RuntimeError: quantized engine QNNPACK is not supported

Hello,

I am trying to deploy my CNN inpainting model to Android mobile app, so I am following this tutorial.
https://pytorch.org/tutorials/recipes/quantization.html

model = PartialConvUNet()
backend = 'qnnpack'

model.qconfig = torch.quantization.get_default_qconfig(backend)
torch.backends.quantized.engine = backend
model_static_quantized = torch.quantization.prepare(model, inplace=False)
model_static_quantized = torch.quantization.convert(model_static_quantized, inplace=False)
print_size_of_model(model_static_quantized)

And I run this, I get this error.

Traceback (most recent call last):
  File "C:\PycharmProjects\MyCNN\mymodel.py", line 219, in <module>
    torch.backends.quantized.engine = 'qnnpack'
  File "C:\Anaconda3\envs\deeplearning\lib\site-packages\torch\backends\quantized\__init__.py", line 29, in __set__
    torch._C._set_qengine(_get_qengine_id(val))
RuntimeError: quantized engine QNNPACK is not supported

If I set
backend='fbgemm'
It works, but this is the backend for the x86 server, which will not be compatible to Android environment, correct?

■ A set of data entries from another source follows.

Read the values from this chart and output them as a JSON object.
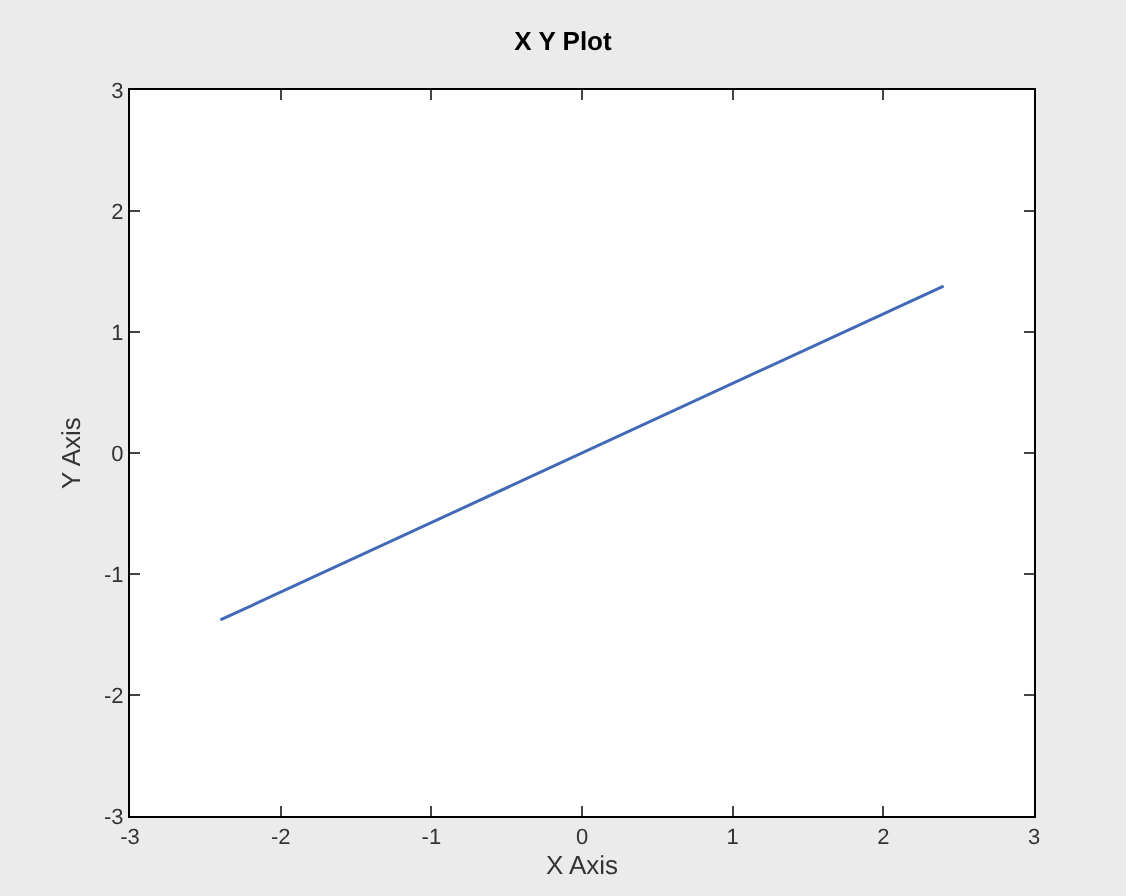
{
  "chart_data": {
    "type": "line",
    "title": "X Y Plot",
    "xlabel": "X Axis",
    "ylabel": "Y Axis",
    "x": [
      -2.4,
      2.4
    ],
    "series": [
      {
        "color": "#4169b8",
        "values": [
          -1.38,
          1.38
        ]
      }
    ],
    "xlim": [
      -3,
      3
    ],
    "xticks": [
      -3,
      -2,
      -1,
      0,
      1,
      2,
      3
    ],
    "ylim": [
      -3,
      3
    ],
    "yticks": [
      -3,
      -2,
      -1,
      0,
      1,
      2,
      3
    ],
    "grid": false
  }
}
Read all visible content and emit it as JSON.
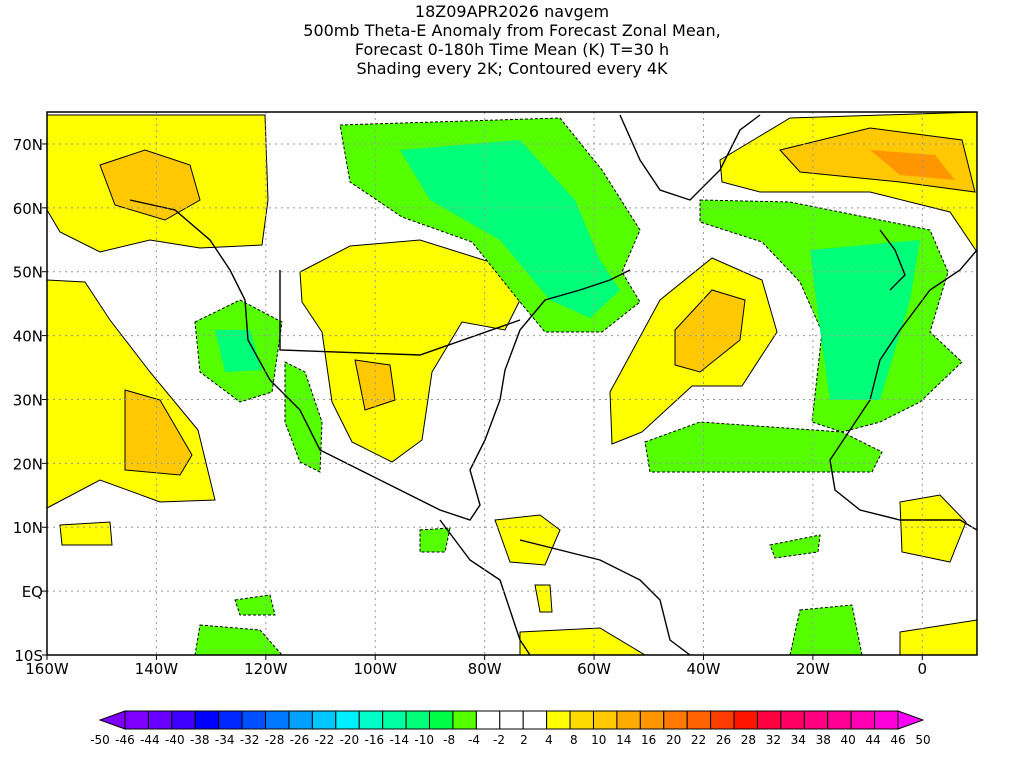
{
  "title_lines": [
    "18Z09APR2026 navgem",
    "500mb Theta-E Anomaly from Forecast Zonal Mean,",
    "Forecast 0-180h Time Mean (K) T=30 h",
    "Shading every 2K; Contoured every 4K"
  ],
  "x_axis": {
    "labels": [
      "160W",
      "140W",
      "120W",
      "100W",
      "80W",
      "60W",
      "40W",
      "20W",
      "0"
    ],
    "values": [
      -160,
      -140,
      -120,
      -100,
      -80,
      -60,
      -40,
      -20,
      0
    ],
    "range": [
      -160,
      10
    ]
  },
  "y_axis": {
    "labels": [
      "10S",
      "EQ",
      "10N",
      "20N",
      "30N",
      "40N",
      "50N",
      "60N",
      "70N"
    ],
    "values": [
      -10,
      0,
      10,
      20,
      30,
      40,
      50,
      60,
      70
    ],
    "range": [
      -10,
      75
    ]
  },
  "colorbar": {
    "labels": [
      "-50",
      "-46",
      "-44",
      "-40",
      "-38",
      "-34",
      "-32",
      "-28",
      "-26",
      "-22",
      "-20",
      "-16",
      "-14",
      "-10",
      "-8",
      "-4",
      "-2",
      "2",
      "4",
      "8",
      "10",
      "14",
      "16",
      "20",
      "22",
      "26",
      "28",
      "32",
      "34",
      "38",
      "40",
      "44",
      "46",
      "50"
    ],
    "colors": [
      "#8000ff",
      "#6a00ff",
      "#4000ff",
      "#0000ff",
      "#0028ff",
      "#0050ff",
      "#0078ff",
      "#00a0ff",
      "#00c8ff",
      "#00f0ff",
      "#00ffc8",
      "#00ffa0",
      "#00ff78",
      "#00ff46",
      "#55ff00",
      "#ffffff",
      "#ffffff",
      "#ffffff",
      "#ffff00",
      "#ffdc00",
      "#ffc800",
      "#ffaa00",
      "#ff9600",
      "#ff7800",
      "#ff6400",
      "#ff3c00",
      "#ff1400",
      "#ff0040",
      "#ff0064",
      "#ff0080",
      "#ff0096",
      "#ff00b4",
      "#ff00dc"
    ],
    "under_color": "#8000ff",
    "over_color": "#ff00ff"
  }
}
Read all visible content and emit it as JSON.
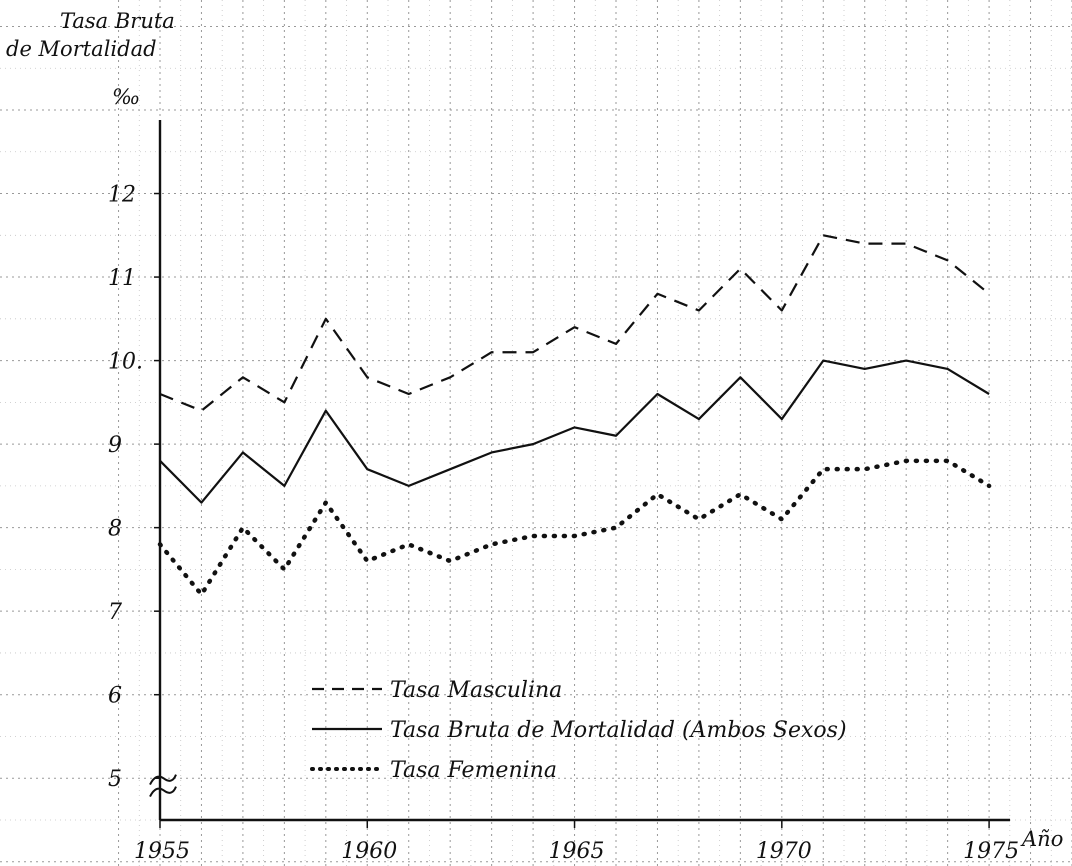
{
  "chart_data": {
    "type": "line",
    "title": "",
    "ylabel_lines": [
      "Tasa Bruta",
      "de Mortalidad",
      "‰"
    ],
    "xlabel": "Año",
    "x": [
      1955,
      1956,
      1957,
      1958,
      1959,
      1960,
      1961,
      1962,
      1963,
      1964,
      1965,
      1966,
      1967,
      1968,
      1969,
      1970,
      1971,
      1972,
      1973,
      1974,
      1975
    ],
    "x_ticks": [
      1955,
      1960,
      1965,
      1970,
      1975
    ],
    "x_tick_labels": [
      "1955",
      "1960",
      "1965",
      "1970",
      "1975"
    ],
    "y_ticks": [
      5,
      6,
      7,
      8,
      9,
      10,
      11,
      12
    ],
    "y_tick_labels": [
      "5",
      "6",
      "7",
      "8",
      "9",
      "10.",
      "11",
      "12"
    ],
    "ylim": [
      4.5,
      13
    ],
    "xlim": [
      1955,
      1977
    ],
    "y_axis_break": true,
    "grid": true,
    "legend_position": "lower-left",
    "series": [
      {
        "name": "Tasa Masculina",
        "style": "dashed",
        "values": [
          9.6,
          9.4,
          9.8,
          9.5,
          10.5,
          9.8,
          9.6,
          9.8,
          10.1,
          10.1,
          10.4,
          10.2,
          10.8,
          10.6,
          11.1,
          10.6,
          11.5,
          11.4,
          11.4,
          11.2,
          10.8
        ]
      },
      {
        "name": "Tasa Bruta de Mortalidad (Ambos Sexos)",
        "style": "solid",
        "values": [
          8.8,
          8.3,
          8.9,
          8.5,
          9.4,
          8.7,
          8.5,
          8.7,
          8.9,
          9.0,
          9.2,
          9.1,
          9.6,
          9.3,
          9.8,
          9.3,
          10.0,
          9.9,
          10.0,
          9.9,
          9.6
        ]
      },
      {
        "name": "Tasa Femenina",
        "style": "dotted",
        "values": [
          7.8,
          7.2,
          8.0,
          7.5,
          8.3,
          7.6,
          7.8,
          7.6,
          7.8,
          7.9,
          7.9,
          8.0,
          8.4,
          8.1,
          8.4,
          8.1,
          8.7,
          8.7,
          8.8,
          8.8,
          8.5
        ]
      }
    ]
  },
  "colors": {
    "ink": "#111111",
    "grid": "#999999",
    "paper": "#ffffff"
  }
}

This probably means that the machine you are doing quantization on does not support QNNPACK. Could you share what machine and envoronment you are using, and what PyTorch version?

Hello Vasiliy,

OS: Windows 10 x64
CPU: Intel I9-10885H 2.40GHz
GPU: NVIDIA GeForce 1650Ti
PyTorch Version: 1.10.0.dev20210629

Are you building pytorch for windows on your machine or are you cross compiling for android? I see that you want to deploy on android so there qnnpack is definitely supported. But on windows for OSS I am not sure. I will check and get back to you.

Yes. I wrote the model in PyTorch on Windows machine. I am following this deployment workflow.

Write a model → Quantize → Script/trace → Optimize → Maven(?)

According to this article: A developer-friendly guide to model quantization with PyTorch

I needa ARM CPU…

“Since these libraries are architecture-dependent, static quantization must be performed on a machine with the same architecture as your deployment target. If you are using FBGEMM, you must perform the calibration pass on an x86 CPU (usually not a problem); if you are using QNNPACK, calibration needs to happen on an ARM CPU (this is quite a bit harder).”

hi @dalseeroh ,

“Since these libraries are architecture-dependent, static quantization must be performed on a machine with the same architecture as your deployment target. If you are using FBGEMM, you must perform the calibration pass on an x86 CPU (usually not a problem); if you are using QNNPACK, calibration needs to happen on an ARM CPU (this is quite a bit harder).”

That quote does not seem to be accurate. In general, you can use QNNPACK on x86, this is a widely used functionality on Meta where models are calibrated on linux machines with QNNPACK for inference on arm. I think the issues you are hitting on your machine might be specific to your environment.